In 1897 Hamilton married the architect Alexander Nisbet Paterson, the younger brother of the artist James Paterson. The family home, The Long Croft was designed by Paterson and decorated by Hamilton in the Arts and Crafts style with figure and floral designs and embroideries. For some time Hamilton had been creating oil paintings of flowers but also began painting still-life compositions.
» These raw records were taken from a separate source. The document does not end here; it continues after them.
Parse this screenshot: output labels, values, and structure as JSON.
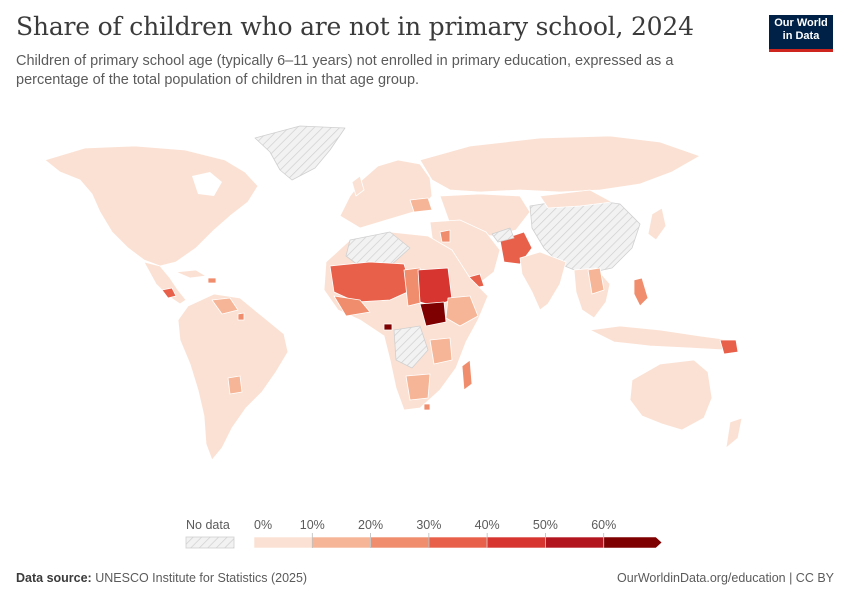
{
  "header": {
    "title": "Share of children who are not in primary school, 2024",
    "subtitle": "Children of primary school age (typically 6–11 years) not enrolled in primary education, expressed as a percentage of the total population of children in that age group."
  },
  "logo": {
    "line1": "Our World",
    "line2": "in Data"
  },
  "legend": {
    "no_data_label": "No data",
    "ticks": [
      "0%",
      "10%",
      "20%",
      "30%",
      "40%",
      "50%",
      "60%"
    ],
    "colors": [
      "#fbe1d3",
      "#f6b597",
      "#f08d6c",
      "#e8604a",
      "#d6362f",
      "#b3151e",
      "#7f0000"
    ]
  },
  "footer": {
    "source_label": "Data source:",
    "source_text": "UNESCO Institute for Statistics (2025)",
    "link": "OurWorldinData.org/education | CC BY"
  },
  "map_style": {
    "base_color": "#fbe1d3",
    "border_color": "#ffffff",
    "no_data_fill": "#eeeeee",
    "hatch_color": "#cccccc"
  }
}
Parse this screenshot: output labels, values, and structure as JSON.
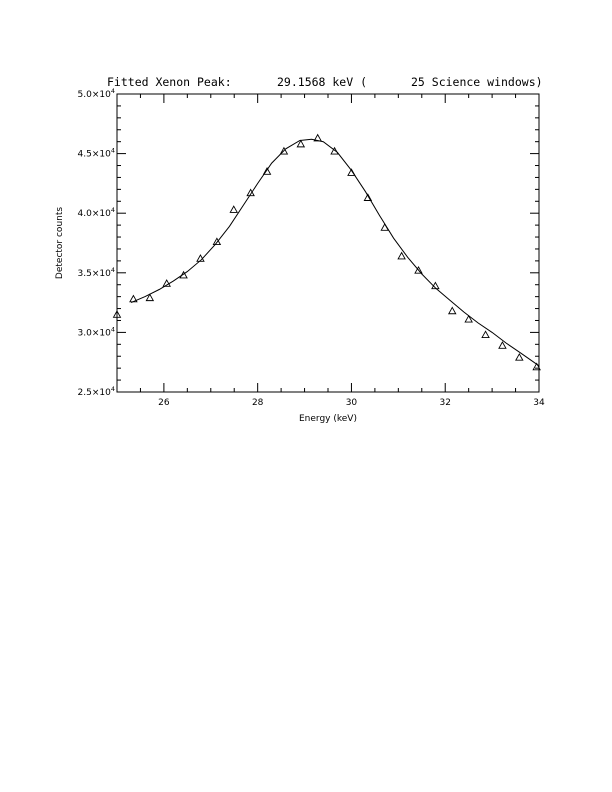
{
  "chart_data": {
    "type": "scatter",
    "title_parts": [
      "Fitted Xenon Peak:",
      "29.1568 keV (",
      "25 Science windows)"
    ],
    "xlabel": "Energy (keV)",
    "ylabel": "Detector counts",
    "xlim": [
      25,
      34
    ],
    "ylim": [
      25000,
      50000
    ],
    "x_tick_labels": [
      "26",
      "28",
      "30",
      "32",
      "34"
    ],
    "x_tick_values": [
      26,
      28,
      30,
      32,
      34
    ],
    "y_tick_values": [
      25000,
      30000,
      35000,
      40000,
      45000,
      50000
    ],
    "y_tick_labels": [
      {
        "mantissa": "2.5×10",
        "exp": "4"
      },
      {
        "mantissa": "3.0×10",
        "exp": "4"
      },
      {
        "mantissa": "3.5×10",
        "exp": "4"
      },
      {
        "mantissa": "4.0×10",
        "exp": "4"
      },
      {
        "mantissa": "4.5×10",
        "exp": "4"
      },
      {
        "mantissa": "5.0×10",
        "exp": "4"
      }
    ],
    "grid": false,
    "series": [
      {
        "kind": "points",
        "marker": "triangle",
        "x": [
          25.0,
          25.35,
          25.7,
          26.06,
          26.42,
          26.78,
          27.13,
          27.49,
          27.85,
          28.2,
          28.56,
          28.92,
          29.28,
          29.64,
          30.0,
          30.35,
          30.71,
          31.07,
          31.43,
          31.79,
          32.15,
          32.5,
          32.86,
          33.22,
          33.58,
          33.95
        ],
        "y": [
          31500,
          32800,
          32900,
          34100,
          34800,
          36200,
          37600,
          40300,
          41700,
          43500,
          45200,
          45800,
          46300,
          45200,
          43400,
          41300,
          38800,
          36400,
          35200,
          33900,
          31800,
          31100,
          29800,
          28900,
          27900,
          27100
        ]
      },
      {
        "kind": "line",
        "x": [
          25.3,
          25.6,
          25.9,
          26.2,
          26.5,
          26.8,
          27.1,
          27.4,
          27.7,
          28.0,
          28.3,
          28.6,
          28.9,
          29.15,
          29.4,
          29.7,
          30.0,
          30.3,
          30.6,
          30.9,
          31.2,
          31.5,
          31.8,
          32.1,
          32.4,
          32.7,
          33.0,
          33.3,
          33.6,
          34.0
        ],
        "y": [
          32500,
          33000,
          33600,
          34300,
          35100,
          36100,
          37400,
          38900,
          40700,
          42500,
          44200,
          45400,
          46100,
          46200,
          46000,
          45100,
          43600,
          41800,
          39800,
          37900,
          36300,
          34900,
          33700,
          32700,
          31700,
          30800,
          30000,
          29100,
          28300,
          27200
        ]
      }
    ]
  }
}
In the late 1890s her Chinese silk embroideries were widely praised.

Throughout her career, Hamilton had over ninety works shown at the Royal Glasgow Institute of the Fine Arts and over forty at the Royal Scottish Academy. She was a member of the Glasgow Society of Lady Artists and twice served three-year terms as its Vice President.

Hamilton and Paterson had two children together, including the artist Viola Paterson. In 1977 the Belgrave Gallery in London held a group exhibition of works by members of the Paterson family that included a large embroidery by Hamilton, one that she had worked on for five years. Kelvingrove Art Gallery and Museum holds examples of her work.